A Comissão de Viação e Transportes da Câmara dos Deputados promove, na terça-feira (5), audiência pública sobre a precificação do querosene para aviação (QAV) no Brasil.

A audiência foi sugerida pela deputada Jaqueline Cassol (PP-RO). Ela afirma que a política de precificação – conhecida como sistema de Preços de Paridade de Importação – encarece o insumo em 17%, já que segue o preço de referência determinado pela Petrobras. Esse preço é o adotado no Golfo do México, apesar de 92% do QAV consumido no Brasil ser produzido em suas próprias refinarias.

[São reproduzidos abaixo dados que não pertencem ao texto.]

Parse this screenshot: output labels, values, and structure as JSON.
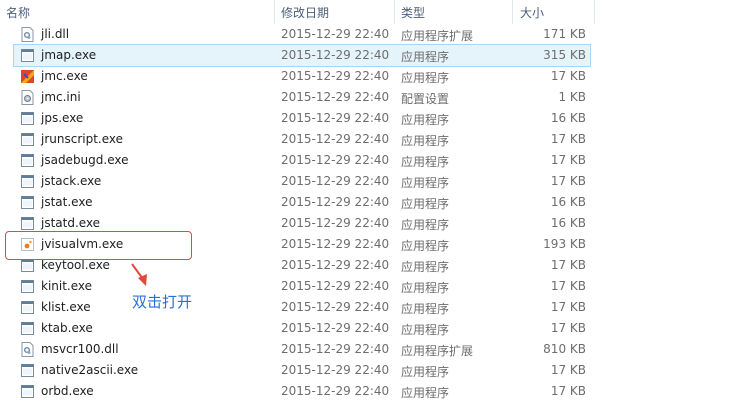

Foram convidados para a audiência:

  • o coordenador-geral de Acompanhamento do Mercado do Departamento de Combustíveis Derivados de Petróleo do Ministério de Minas e Energia, Deivson Matos Timbó;
  • o secretário nacional de Aviação Civil, Ronei Saggioro Glanzmann;
  • um representante da Petrobras;
  • o superintendente de Defesa da Concorrência da Agência Nacional do Petróleo, Gás Natural e Biocombustíveis (ANP), Bruno Conde Caselli;
  • um representante da Associação Brasileira das Empresas Aéreas (Abear); e
  • um representante da Agência Nacional de Aviação Civil (Anac).

O evento será realizado no plenário 11, às 11 horas, e terá transmissão interativa pelo e-Democracia.